Legendary Australian wicketkeeper Ian Healy wants his country's pace attack to employ every strategy, from targeting Virat Kohli's front foot to "body bashing" him with short-pitched deliveries, to get the Indian stalwart out in the five-Test Border-Gavaskar Trophy, beginning in Perth on Friday.
The star Indian batter has been enduring a lean patch across all formats in recent months, with just two centuries and 11 fifties in his last 60 Test innings. Check IND vs AUS 1st Test Day 1 LIVE SCORE AND MATCH UPDATES HERE
However, despite these struggles, Kohli boasts an impressive average of 54.0 in Australia.
Healy has urged the formidable Australian pace trio of Pat Cummins, Josh Hazlewood and Mitchell Starc to try and put Kohli on the back-foot.
"The first matchup I'm looking at is how our quicks can bowl to Virat Kohli, and I think they should target his front pad quite often," Healy told SEN Radio.
"He sits that front foot there and he can play from anywhere -- he can play square on the off-side, he can whip onto the leg-side or he can rock back but they've got to look for any sort of insecurity in his form and maybe target that front pad."
Healy, who played 119 Tests scoring nearly 4,500 runs, feels the Aussie quicks should not target Kohli's front foot far too often as the Indian stalwart might understand the trick.
"Don't do it every ball because he'll get used to it... it's the impact ball that has to be on the front pad after he is set up with seam." If the tactic doesn't work, Healy wants the bowlers to target Kohli's body.
"If that's (front-foot tactic) not working, body bash.
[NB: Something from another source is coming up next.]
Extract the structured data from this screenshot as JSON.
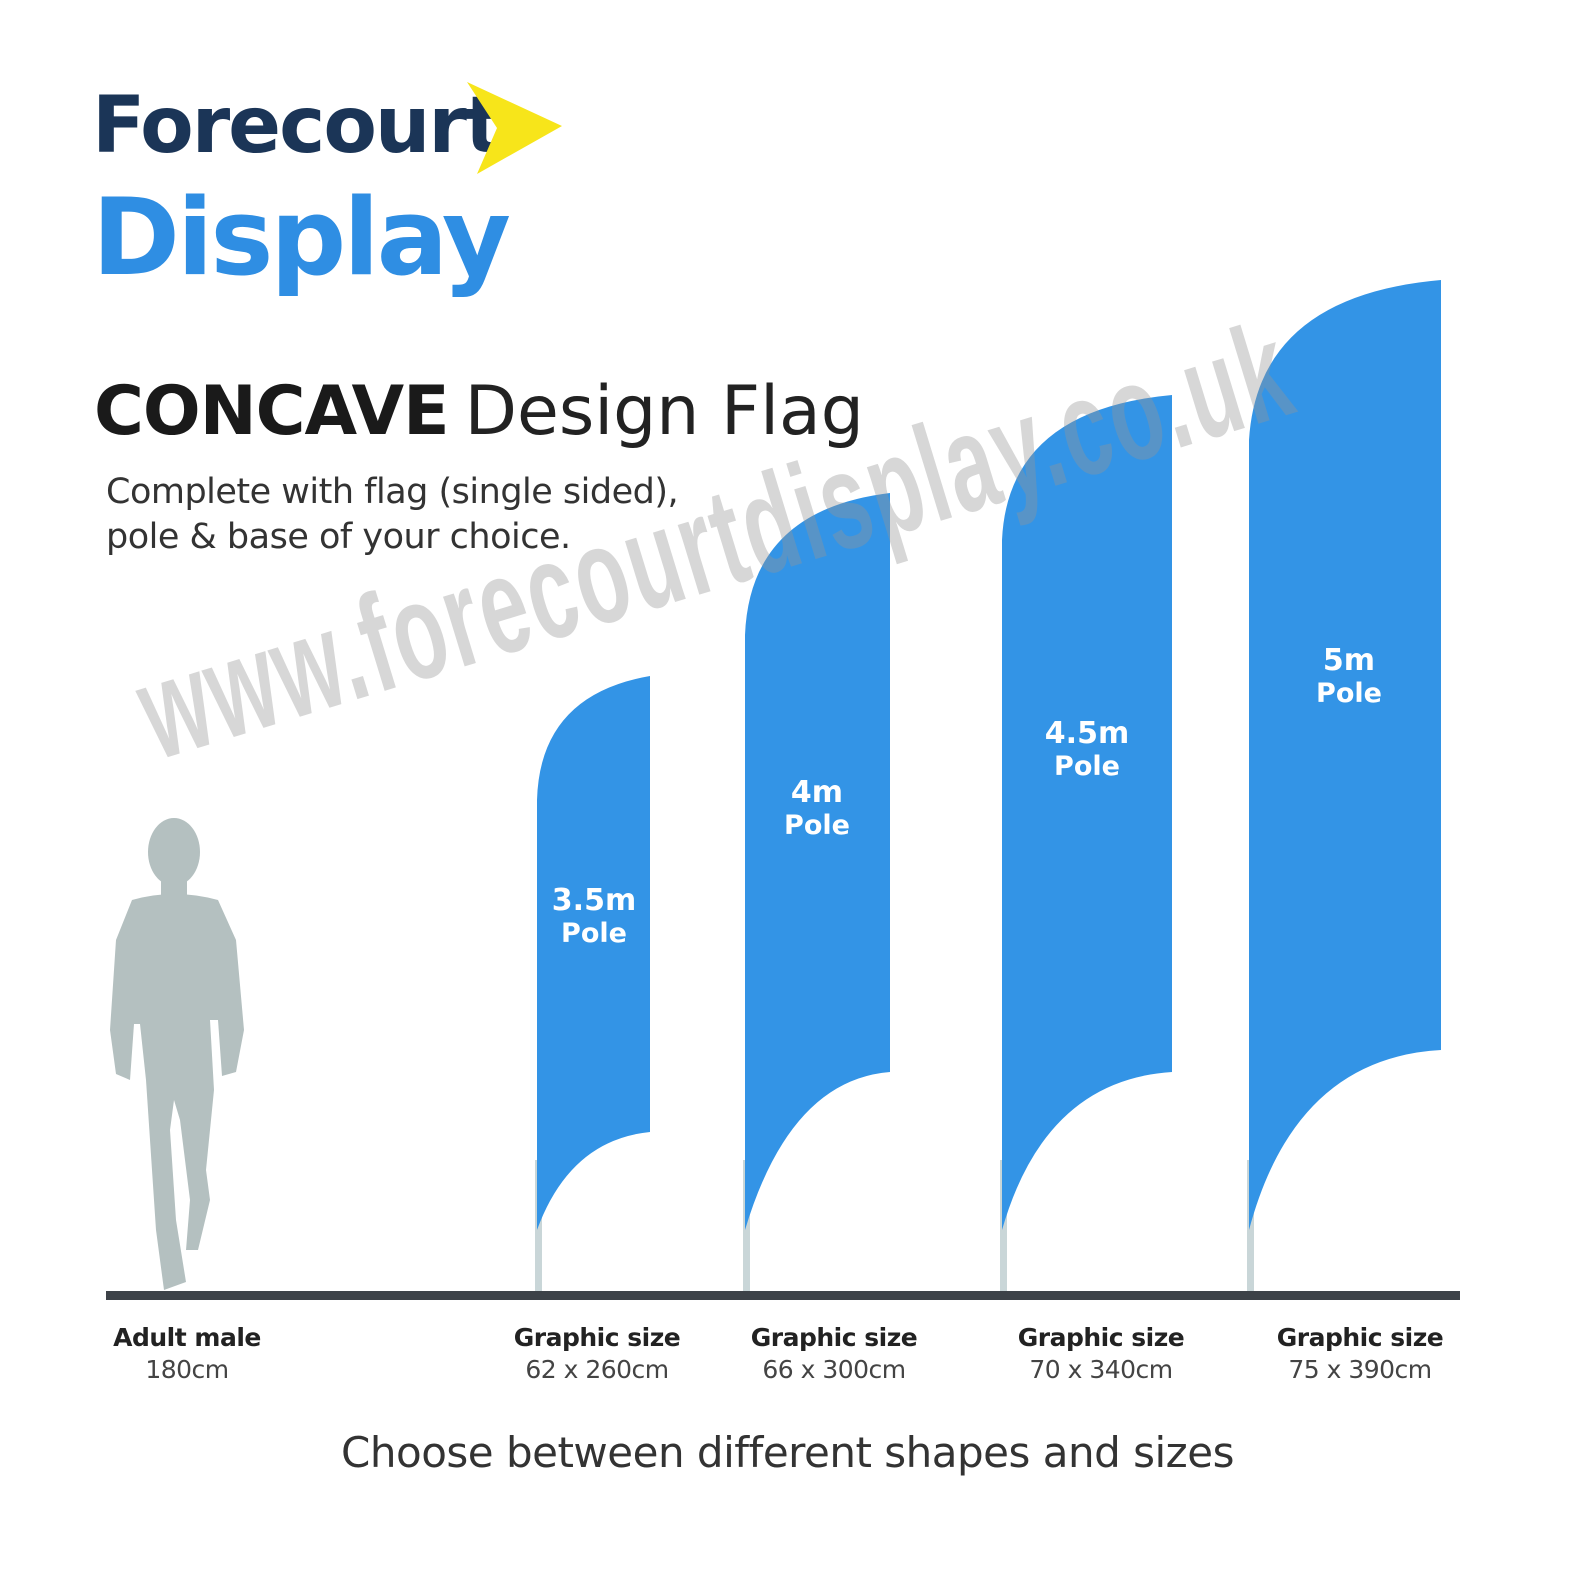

Bowl at the back armpit, that's the right arm as a right-handed batsman... and it's got to be hot," Healy said.
"Have him jumping at times if he wants to ride those deliveries -- ducking, weaving or bending backwards. Get that short leg position right next to him on the leg side and if you need a bumper, it's got to go at the badge. He might try to bust out of a hard spell with a hook shot or pull shot and that will be hard to control if it's badge height," opined Healy.
"So that's the second tactic, body bashing.